I have a number of pieces in which the vertical relationship of the instruments is not strictly controlled, though never as freely as a piece for example  Crippled Symmetry. But the larger implication of Feldman’s notation is that harmonic fields are much wider than most composers think, that is that the note to note vertical relationship is less important now than ever before. I believe this is true for much music by composers who don’t think this is true.

Can you tell us a little about your experience working with Lukas Foss and what his influence has meant to you as a composer and teacher?

Foss was an immensely gifted musician-he had an enormous knowledge of the classic and modern repertoire, he was a great pianist and original conductor and he pushed himself constantly to renew his own work. But above all as a mentor he was generous to young composers, generous in advice and especially in performing their work. If he was interested in something he was immediately responsive, it made no difference to him if what he was interested was famous or unknown. As I get older, I realize that this openness of response and generosity of spirit is something rarely encountered in people of his stature. I remember him with gratitude.

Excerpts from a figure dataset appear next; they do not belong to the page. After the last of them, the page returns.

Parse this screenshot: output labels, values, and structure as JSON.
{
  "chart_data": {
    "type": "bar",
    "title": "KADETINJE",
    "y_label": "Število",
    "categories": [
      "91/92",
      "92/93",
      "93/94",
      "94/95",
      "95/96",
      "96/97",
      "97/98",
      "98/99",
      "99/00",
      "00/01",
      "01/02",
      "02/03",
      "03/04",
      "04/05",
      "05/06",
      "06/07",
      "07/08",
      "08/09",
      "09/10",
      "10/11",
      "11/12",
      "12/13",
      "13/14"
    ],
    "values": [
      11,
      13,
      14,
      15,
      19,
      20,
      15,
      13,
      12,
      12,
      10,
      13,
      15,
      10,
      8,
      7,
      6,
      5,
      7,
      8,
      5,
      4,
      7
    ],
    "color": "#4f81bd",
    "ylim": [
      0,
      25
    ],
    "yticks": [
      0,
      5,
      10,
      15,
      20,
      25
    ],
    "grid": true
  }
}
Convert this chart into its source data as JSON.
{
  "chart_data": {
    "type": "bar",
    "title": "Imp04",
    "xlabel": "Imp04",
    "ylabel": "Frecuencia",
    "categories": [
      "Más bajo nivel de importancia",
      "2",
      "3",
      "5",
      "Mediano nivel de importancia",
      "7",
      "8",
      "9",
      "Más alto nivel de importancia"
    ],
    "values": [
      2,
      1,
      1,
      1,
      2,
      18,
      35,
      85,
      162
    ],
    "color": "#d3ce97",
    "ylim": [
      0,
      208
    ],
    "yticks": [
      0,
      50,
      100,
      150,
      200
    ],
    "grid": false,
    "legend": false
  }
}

How would you describe your teaching methodology when working with your own composition students at the Manhattan School of Music?

I try to encourage each student’s own direction, trying hard to stay out of the way of what are generally called stylistic issues. This leaves two large areas for discussion generally-notation and the projection of instruments; this latter subject is not simply “orchestration” but rather the independence of parts, of textures. I’m looking for ways to have a common discussion with composers of very different kinds of music.

I recently listened to your solo piano work Life Sketches in the hands of contemporary pianist Jenny Q Chai. While listening, I couldn’t help notice the influence of modern Jazz harmony at the beginning of Part 1. Could you please describe for us the harmonic influences that you have incorporated into your music thus far and what aspects of harmony you are interested in exploring in the future?

Well, I’ve never thought of this piece in terms of jazz, but if it’s Bill Evans you had in mind, that’s OK with me. Getting back to something I mentioned earlier in relation to Feldman, while he was a very vertical composer, one of his discoveries was to slow down the rate of change but allow the parts to fluctuate in their rhythmic relationship. In other words, don’t think so much in terms of “chords” but of variability of pacing.

While Part 2 of the same work, Life Sketches, is prepared with a small object between the strings of the piano, Vigeland says he doesn’t much use what are called” “extended or extra-musical techniques”, describing his belief that “the natural sounds of instruments are varied enough and that often their denaturalization robs the instruments of their primary quality.”

In your opinion, who have been, or are, the most influential composers in 20th and 21st century American music? How is their work still affecting the work of composers today?

In terms of influence, Copland is still the most influential and while I admire his music, my “American” line is Ives, Cage, Feldman and Reich. And of these, Ives is still the American composer who means the most to me. Their influence is in the way they operated outside of institutionalized musical life and discovered their own way,both in their work and life.